The story is narrated by Jake Barnes, an American journalist who has been rendered sexually impotent by a wound he suffered during World War I. Jake is in love with Lady Brett Ashley, the queen of the pleasure-seekers. Brett returns his love but, knowing that consummation is impossible, agrees to marry Mike Campbell instead. Jake lives according to a
self-taught emotional pragmatism, a contrast with the self-pitying sentimentalism Robert Cohn, his acquaintance.
Under Brett's spell, Robert joins her, Mike, and Jake in going to Spain to witness the
fiesta and bullfights at Pamplona. Watching the bullring Jake finds meaning and hope in the ritual which pits man against beast, and life against death. He especially admires the young
matador Pedro Romero with his skill and bravery. The fiesta degenerates into a series of brawls. Angered by Brett's seduction of the matador, Cohn beats up both Romero and Jake, and the party turns sour.

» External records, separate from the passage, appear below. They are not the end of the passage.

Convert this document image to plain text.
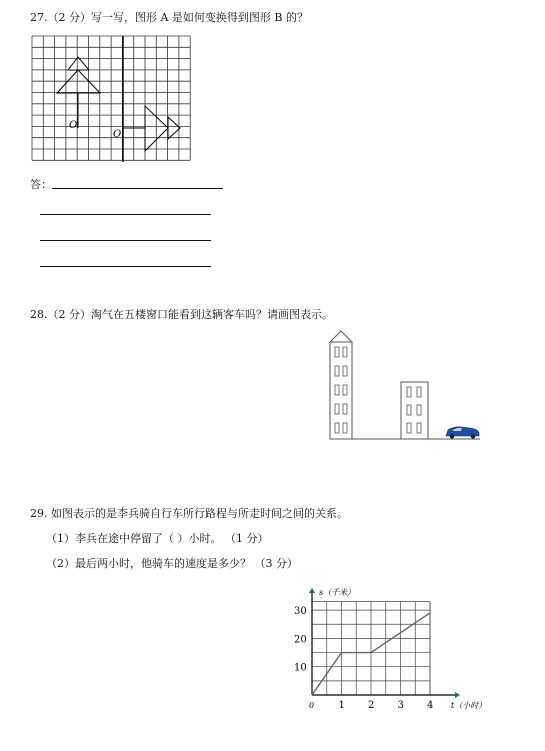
27.（2 分）写一写，图形 A 是如何变换得到图形 B 的？
O
O
答：
28.（2 分）淘气在五楼窗口能看到这辆客车吗？请画图表示。
29. 如图表示的是李兵骑自行车所行路程与所走时间之间的关系。
（1）李兵在途中停留了（ ）小时。 （1 分）
（2）最后两小时，他骑车的速度是多少？ （3 分）
s（千米）
t（小时）
0 1 2 3 4
10
20
30
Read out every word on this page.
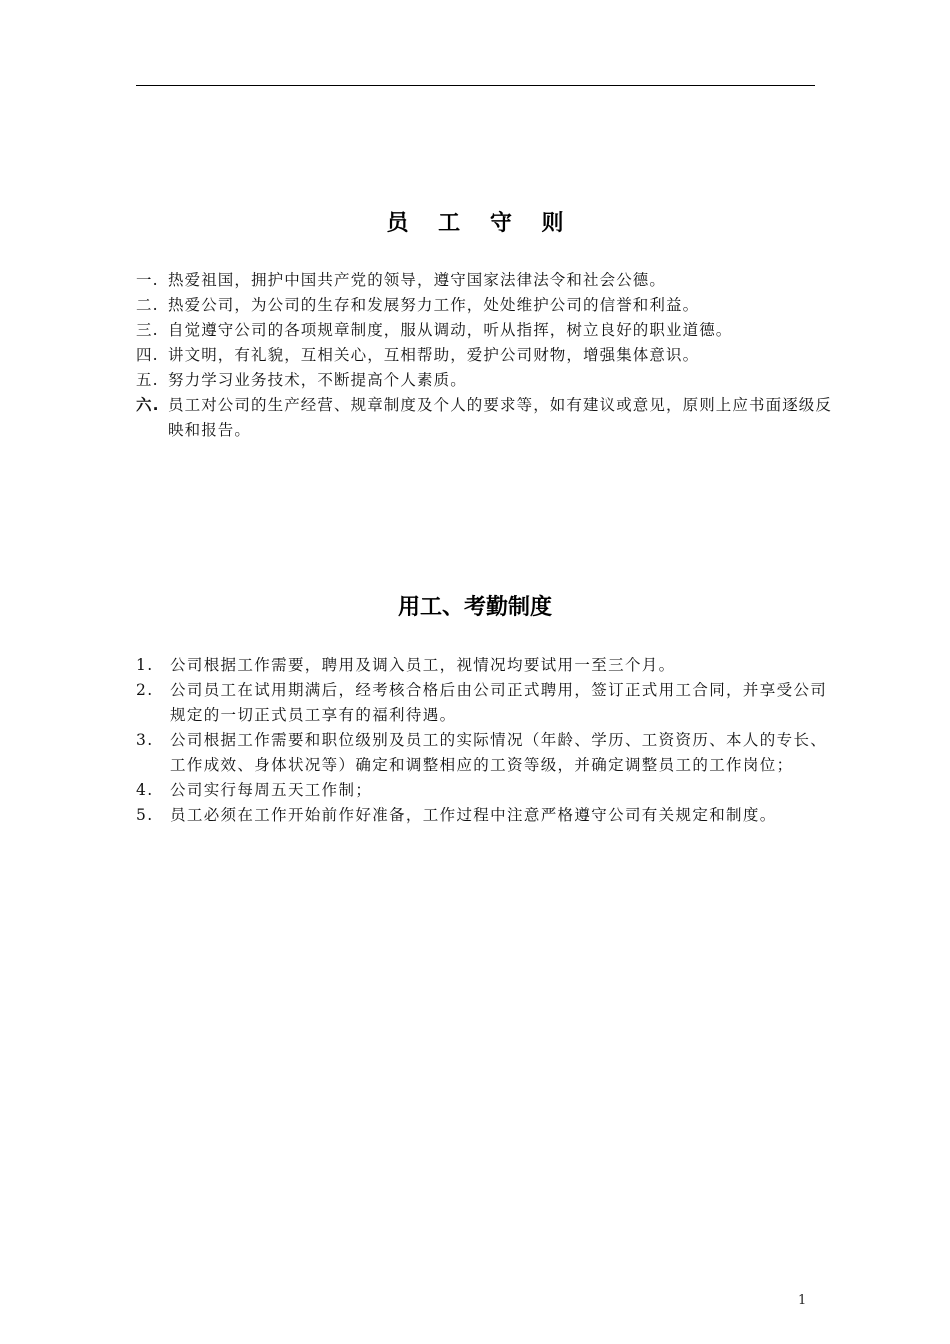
员 工 守 则
一. 热爱祖国，拥护中国共产党的领导，遵守国家法律法令和社会公德。
二. 热爱公司，为公司的生存和发展努力工作，处处维护公司的信誉和利益。
三. 自觉遵守公司的各项规章制度，服从调动，听从指挥，树立良好的职业道德。
四. 讲文明，有礼貌，互相关心，互相帮助，爱护公司财物，增强集体意识。
五. 努力学习业务技术，不断提高个人素质。
六. 员工对公司的生产经营、规章制度及个人的要求等，如有建议或意见，原则上应书面逐级反映和报告。
用工、考勤制度
1.	公司根据工作需要，聘用及调入员工，视情况均要试用一至三个月。
2.	公司员工在试用期满后，经考核合格后由公司正式聘用，签订正式用工合同，并享受公司规定的一切正式员工享有的福利待遇。
3.	公司根据工作需要和职位级别及员工的实际情况（年龄、学历、工资资历、本人的专长、工作成效、身体状况等）确定和调整相应的工资等级，并确定调整员工的工作岗位；
4.	公司实行每周五天工作制；
5.	员工必须在工作开始前作好准备，工作过程中注意严格遵守公司有关规定和制度。
1
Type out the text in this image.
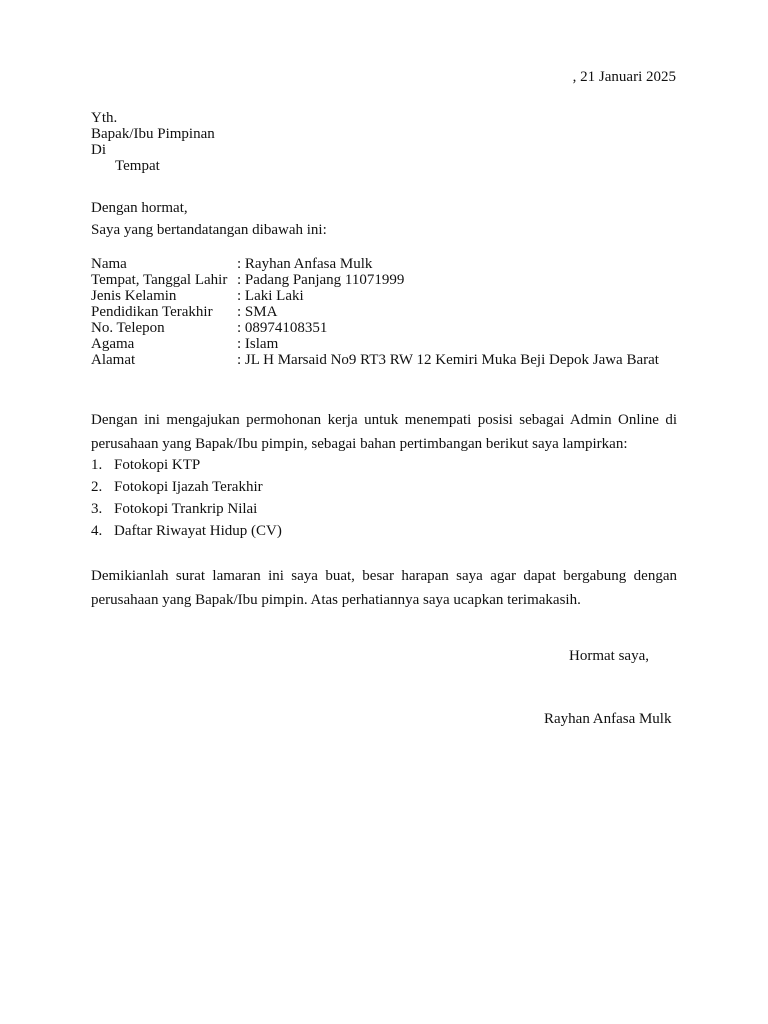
, 21 Januari 2025
Yth.
Bapak/Ibu Pimpinan
Di
Tempat
Dengan hormat,
Saya yang bertandatangan dibawah ini:
Nama	: Rayhan Anfasa Mulk
Tempat, Tanggal Lahir : Padang Panjang 11071999
Jenis Kelamin	: Laki Laki
Pendidikan Terakhir : SMA
No. Telepon	: 08974108351
Agama	: Islam
Alamat	: JL H Marsaid No9 RT3 RW 12 Kemiri Muka Beji Depok Jawa Barat
Dengan ini mengajukan permohonan kerja untuk menempati posisi sebagai Admin Online di perusahaan yang Bapak/Ibu pimpin, sebagai bahan pertimbangan berikut saya lampirkan:
1. Fotokopi KTP
2. Fotokopi Ijazah Terakhir
3. Fotokopi Trankrip Nilai
4. Daftar Riwayat Hidup (CV)
Demikianlah surat lamaran ini saya buat, besar harapan saya agar dapat bergabung dengan perusahaan yang Bapak/Ibu pimpin. Atas perhatiannya saya ucapkan terimakasih.
Hormat saya,
Rayhan Anfasa Mulk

Brett runs off with Romero. To regain moral stability, Jake retreats to a seaside resort, but his recovery is interrupted by a telegram from Brett begging him to come to Madrid to help her. There she tells him of her decision in sending Romero away because she does not want to corrupt him any further. Jake and Brett took a taxi ride around the city, musing over the realization of a hopeless situation. Brett clings to the notion that they ''could have had such a damned good time together'' but Jake responds in a matter-of-factly way that it would be ''pretty'' to think so, indicating that any more false hopes should be realistically rejected.